"Durmak"kolay. Bir şey yapmamak, bir şey söylememek, atalete uyup eylemsizce durmak. Hayatını öylece geçirebilir bir insan. Kolayca. Yaşar gider, sorun olmaz.
Ya da, "bir şeyler yapabilir". Hareket edebilir, içindekileri anlatabilir, tutkuları olabilir ve onlar için heyecanlanabilir; yaşamaktan da öte, yaşadığını hissedebilir.
Örneğin yürürken ağaçtan yere düşüvermiş yaprakların nasıl da mükemmel "denk gelerek" o kırmızı dudaklı suratı oluşturduguna tüm gün şaşırabilir, ahşap sandalyelerin renklerinin uyumuna tüm gün hayranlık duyabilir, bi havuzun içine serpilen çiçeklerin kokusu içinde "iyi ki..." ile başlayan bir sürü cümle kurabilir, "hissedebiliyorsa".

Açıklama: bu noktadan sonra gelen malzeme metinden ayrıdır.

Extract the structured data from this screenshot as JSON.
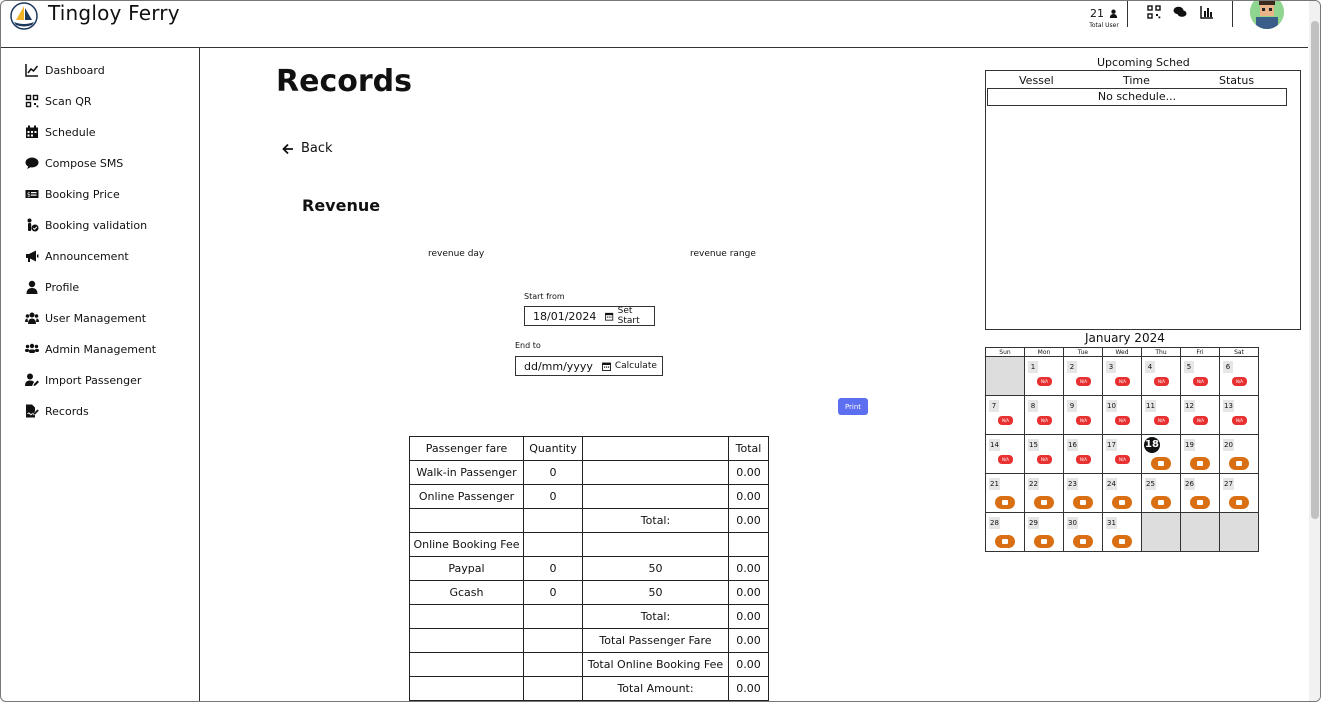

Uzun yıllar uzun yollar sonrası görüşülen arkadaşların yakınlığına, birinin mutluluguna gözleri dolabilir.
Tüm "iyi ki.."ler ufak tefek hamlelerin birleşiminden oluşuyor ne de olsa, son yaprak yere düşmeden, oluşacak şekli göremiyorsun; tablodaki çizgiler hep son dokunuşla birbirine baglanıp anlamlanıyor, önceki çizgilerin "iyi ki öyle olmuş"luğunu da ancak o zaman farkediyorsun.
"Bir şeyler yapmak"da bir o kadar kolay aslında; en az durmak kadar. Tercih.